JLT is the latest broker to develop an underwriting facility
JLT’s move to create an underwriting division is almost as unsurprising as it was a long time in the making.
While it is tempting to see the move in the context of illustrious rivals developing underwriting in the form of managing general agents, this move has much wider implications.
Indeed, a year’s strategic analysis is likely to have produced something more than the revelation that there are efficiencies to be derived from signing binding agreements with capacity providers on low-end, highly commoditised business.
Marsh’s new global chief has said he “believes in segmentation.” It would be a safe bet to assume that the ongoing strategic review at the broker will be including all manner of revenue-generating possibilities. In the same way, it is likely that only a small chunk of the £30m-50m that Willis has pledged to spend on developing its international business will involve the MGA proposition.
But neither necessarily means that they will create their own independent underwiting divisions.

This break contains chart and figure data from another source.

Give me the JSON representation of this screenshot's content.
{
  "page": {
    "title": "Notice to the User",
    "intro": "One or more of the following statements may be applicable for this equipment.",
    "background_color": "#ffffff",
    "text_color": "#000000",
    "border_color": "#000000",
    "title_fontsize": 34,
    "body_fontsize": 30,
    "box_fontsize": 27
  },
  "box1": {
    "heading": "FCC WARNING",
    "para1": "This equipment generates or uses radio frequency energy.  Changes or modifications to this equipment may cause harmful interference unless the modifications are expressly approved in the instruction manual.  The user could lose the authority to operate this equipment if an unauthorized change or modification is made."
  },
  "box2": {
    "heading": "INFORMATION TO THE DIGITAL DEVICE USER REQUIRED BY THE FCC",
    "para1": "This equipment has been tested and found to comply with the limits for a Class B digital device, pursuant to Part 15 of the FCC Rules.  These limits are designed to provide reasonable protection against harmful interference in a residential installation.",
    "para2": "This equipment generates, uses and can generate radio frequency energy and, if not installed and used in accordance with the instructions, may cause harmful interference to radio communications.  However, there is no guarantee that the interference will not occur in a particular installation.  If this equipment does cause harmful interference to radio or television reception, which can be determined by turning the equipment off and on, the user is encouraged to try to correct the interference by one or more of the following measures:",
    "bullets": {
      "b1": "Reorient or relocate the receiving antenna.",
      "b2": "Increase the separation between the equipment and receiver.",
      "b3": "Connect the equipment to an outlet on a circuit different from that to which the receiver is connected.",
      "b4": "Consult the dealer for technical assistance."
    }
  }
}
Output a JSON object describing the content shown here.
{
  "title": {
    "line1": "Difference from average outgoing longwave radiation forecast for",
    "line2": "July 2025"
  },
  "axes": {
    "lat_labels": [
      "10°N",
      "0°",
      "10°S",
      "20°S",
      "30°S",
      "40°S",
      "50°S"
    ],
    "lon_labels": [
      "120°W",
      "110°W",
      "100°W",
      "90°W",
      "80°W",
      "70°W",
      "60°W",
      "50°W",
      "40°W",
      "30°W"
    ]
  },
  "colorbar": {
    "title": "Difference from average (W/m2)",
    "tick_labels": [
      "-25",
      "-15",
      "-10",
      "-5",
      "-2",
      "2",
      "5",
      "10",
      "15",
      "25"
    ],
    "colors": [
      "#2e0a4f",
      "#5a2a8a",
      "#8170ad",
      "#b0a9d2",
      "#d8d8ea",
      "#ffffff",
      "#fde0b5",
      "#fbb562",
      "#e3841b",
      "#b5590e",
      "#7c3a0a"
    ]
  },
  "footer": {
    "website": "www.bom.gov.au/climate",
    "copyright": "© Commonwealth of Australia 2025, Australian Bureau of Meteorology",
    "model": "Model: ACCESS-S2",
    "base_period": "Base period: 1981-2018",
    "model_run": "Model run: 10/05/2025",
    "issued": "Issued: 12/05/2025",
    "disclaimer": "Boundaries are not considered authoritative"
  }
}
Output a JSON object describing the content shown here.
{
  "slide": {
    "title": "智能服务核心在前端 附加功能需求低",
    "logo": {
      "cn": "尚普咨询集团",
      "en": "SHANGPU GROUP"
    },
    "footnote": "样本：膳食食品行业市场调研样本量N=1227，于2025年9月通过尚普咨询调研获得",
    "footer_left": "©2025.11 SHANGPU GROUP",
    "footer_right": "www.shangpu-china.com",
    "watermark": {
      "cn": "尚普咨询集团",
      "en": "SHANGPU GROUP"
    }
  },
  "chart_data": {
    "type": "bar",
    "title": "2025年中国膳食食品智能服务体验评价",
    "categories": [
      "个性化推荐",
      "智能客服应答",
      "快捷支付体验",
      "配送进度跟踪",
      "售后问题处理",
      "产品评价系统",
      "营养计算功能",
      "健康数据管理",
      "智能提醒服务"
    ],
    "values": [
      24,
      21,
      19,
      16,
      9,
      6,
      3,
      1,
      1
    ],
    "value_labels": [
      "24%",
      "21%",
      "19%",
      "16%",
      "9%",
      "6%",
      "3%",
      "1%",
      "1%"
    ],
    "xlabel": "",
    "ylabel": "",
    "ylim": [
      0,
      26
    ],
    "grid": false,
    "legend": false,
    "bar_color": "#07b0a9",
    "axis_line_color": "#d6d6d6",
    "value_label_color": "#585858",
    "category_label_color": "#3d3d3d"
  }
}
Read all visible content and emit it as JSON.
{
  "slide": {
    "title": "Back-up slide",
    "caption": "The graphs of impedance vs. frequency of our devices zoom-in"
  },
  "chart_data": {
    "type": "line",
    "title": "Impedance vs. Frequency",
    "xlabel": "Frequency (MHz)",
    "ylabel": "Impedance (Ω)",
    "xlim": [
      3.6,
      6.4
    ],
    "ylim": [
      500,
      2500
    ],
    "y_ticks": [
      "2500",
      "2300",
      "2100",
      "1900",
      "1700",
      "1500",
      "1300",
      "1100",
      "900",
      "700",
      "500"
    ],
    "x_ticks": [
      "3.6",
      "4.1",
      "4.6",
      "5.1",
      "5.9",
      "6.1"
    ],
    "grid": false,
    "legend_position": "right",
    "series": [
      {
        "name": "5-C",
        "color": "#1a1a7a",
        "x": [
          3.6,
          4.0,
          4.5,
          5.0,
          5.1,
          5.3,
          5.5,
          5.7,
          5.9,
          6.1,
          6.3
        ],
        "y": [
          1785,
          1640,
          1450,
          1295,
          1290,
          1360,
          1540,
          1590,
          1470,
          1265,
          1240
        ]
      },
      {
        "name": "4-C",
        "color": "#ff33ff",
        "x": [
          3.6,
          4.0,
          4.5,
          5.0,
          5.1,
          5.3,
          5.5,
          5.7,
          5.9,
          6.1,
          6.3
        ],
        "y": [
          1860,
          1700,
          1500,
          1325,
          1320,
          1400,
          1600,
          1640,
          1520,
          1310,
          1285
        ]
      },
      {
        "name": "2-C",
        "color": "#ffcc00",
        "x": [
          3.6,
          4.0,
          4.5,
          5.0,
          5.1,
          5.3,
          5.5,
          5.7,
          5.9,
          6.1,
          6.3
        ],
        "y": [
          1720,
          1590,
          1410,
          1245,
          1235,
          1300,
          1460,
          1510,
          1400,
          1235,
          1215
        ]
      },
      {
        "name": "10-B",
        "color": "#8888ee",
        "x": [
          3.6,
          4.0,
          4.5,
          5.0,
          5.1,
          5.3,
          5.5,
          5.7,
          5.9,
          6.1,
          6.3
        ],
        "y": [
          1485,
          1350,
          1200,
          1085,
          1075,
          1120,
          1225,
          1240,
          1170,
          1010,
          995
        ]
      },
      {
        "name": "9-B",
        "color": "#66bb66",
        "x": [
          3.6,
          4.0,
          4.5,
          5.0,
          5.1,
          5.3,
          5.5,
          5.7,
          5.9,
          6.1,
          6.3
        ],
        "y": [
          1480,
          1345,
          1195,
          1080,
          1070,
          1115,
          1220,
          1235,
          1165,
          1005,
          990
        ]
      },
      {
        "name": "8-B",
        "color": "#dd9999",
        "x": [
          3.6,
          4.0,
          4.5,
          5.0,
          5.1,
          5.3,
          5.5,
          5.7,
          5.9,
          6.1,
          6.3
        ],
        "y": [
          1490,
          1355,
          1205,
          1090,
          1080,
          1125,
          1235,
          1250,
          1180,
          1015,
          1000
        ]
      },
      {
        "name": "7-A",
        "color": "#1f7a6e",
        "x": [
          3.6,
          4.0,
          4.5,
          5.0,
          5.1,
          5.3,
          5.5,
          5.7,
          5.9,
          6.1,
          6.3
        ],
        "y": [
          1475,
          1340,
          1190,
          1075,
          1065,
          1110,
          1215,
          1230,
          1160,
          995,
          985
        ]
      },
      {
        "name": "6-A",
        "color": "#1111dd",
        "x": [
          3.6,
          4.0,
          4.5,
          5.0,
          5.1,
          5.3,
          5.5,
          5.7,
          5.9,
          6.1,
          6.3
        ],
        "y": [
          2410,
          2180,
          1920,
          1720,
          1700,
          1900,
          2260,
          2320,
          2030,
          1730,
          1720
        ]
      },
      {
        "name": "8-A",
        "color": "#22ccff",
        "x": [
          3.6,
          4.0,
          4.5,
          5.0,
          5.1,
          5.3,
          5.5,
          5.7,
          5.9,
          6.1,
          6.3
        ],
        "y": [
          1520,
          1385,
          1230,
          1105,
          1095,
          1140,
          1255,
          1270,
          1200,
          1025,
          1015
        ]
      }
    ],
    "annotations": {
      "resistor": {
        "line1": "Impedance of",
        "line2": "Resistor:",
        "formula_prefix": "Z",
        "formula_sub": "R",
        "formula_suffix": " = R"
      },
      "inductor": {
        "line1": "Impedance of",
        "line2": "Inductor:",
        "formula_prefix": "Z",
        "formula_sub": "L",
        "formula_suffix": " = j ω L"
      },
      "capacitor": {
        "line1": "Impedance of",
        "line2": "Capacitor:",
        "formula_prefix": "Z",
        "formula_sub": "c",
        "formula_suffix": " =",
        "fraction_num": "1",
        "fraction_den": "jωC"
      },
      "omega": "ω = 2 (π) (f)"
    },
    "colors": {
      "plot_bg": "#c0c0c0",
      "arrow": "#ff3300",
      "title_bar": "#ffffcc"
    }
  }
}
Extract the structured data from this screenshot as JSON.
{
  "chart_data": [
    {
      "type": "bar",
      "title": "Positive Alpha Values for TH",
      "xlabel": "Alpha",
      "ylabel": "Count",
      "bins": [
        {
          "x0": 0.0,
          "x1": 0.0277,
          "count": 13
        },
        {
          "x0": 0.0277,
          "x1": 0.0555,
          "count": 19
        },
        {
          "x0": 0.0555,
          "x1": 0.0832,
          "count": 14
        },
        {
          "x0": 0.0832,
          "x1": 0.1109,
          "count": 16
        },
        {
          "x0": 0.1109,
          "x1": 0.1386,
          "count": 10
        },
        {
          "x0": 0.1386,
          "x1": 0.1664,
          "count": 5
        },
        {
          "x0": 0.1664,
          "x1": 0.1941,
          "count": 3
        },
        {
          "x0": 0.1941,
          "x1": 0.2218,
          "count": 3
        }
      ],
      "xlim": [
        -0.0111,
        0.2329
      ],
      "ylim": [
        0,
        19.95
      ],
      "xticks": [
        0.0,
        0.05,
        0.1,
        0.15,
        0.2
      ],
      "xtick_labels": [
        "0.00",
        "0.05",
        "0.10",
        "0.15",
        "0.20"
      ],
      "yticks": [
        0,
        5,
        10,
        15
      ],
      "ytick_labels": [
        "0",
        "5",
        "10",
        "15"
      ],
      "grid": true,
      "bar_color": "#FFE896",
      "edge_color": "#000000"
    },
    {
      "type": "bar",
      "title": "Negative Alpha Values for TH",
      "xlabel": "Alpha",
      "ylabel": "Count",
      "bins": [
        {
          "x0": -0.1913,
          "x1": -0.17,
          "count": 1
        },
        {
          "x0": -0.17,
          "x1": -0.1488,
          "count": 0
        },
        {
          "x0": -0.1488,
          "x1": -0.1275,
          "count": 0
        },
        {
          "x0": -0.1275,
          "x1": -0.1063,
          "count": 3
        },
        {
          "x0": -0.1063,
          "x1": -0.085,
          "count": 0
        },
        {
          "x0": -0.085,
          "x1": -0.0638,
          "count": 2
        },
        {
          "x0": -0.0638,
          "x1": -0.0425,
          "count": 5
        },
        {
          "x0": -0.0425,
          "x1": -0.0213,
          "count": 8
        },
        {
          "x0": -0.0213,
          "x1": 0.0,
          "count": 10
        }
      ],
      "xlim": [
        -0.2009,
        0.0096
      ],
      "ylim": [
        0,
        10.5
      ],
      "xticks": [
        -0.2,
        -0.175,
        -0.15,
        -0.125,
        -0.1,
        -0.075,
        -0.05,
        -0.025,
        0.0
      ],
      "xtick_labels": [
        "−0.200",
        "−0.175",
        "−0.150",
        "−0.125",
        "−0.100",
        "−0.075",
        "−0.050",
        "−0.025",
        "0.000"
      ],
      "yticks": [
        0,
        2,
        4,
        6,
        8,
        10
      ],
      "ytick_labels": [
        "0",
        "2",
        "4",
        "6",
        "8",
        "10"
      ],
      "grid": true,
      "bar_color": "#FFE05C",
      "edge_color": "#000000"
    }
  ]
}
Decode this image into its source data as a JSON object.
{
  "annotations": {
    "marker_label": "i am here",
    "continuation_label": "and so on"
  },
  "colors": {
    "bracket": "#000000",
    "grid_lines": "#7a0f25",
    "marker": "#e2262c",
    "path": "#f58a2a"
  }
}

The move should instead be seen, as JLT chief executive Dominic Burke says, as a “considered response to substantial and fundamental changes in the industry.”
This includes the impact of technology which, Burke says, is allowing companies to “eradicate duplication.” JLT’s purchase of specialist online provider Pavilion in April was a step in that direction.
More significant is the report recently released by Ernst & Young and the CII, which underlined the critical importance of underwriting. Brokers, who in many cases are defacto underwriters anyway, must seek greater control of the manufacturing chain.
Thistle, however, is going a step further. It will not be limited to assisting the work of its broker parent, and will pursue business independently on a global scale.
There will be question marks over independence, but that is clearly a price worth paying.
For that tune is getting a little old. The landscape has changed, and the instruments either must change with it, or else fade into silence.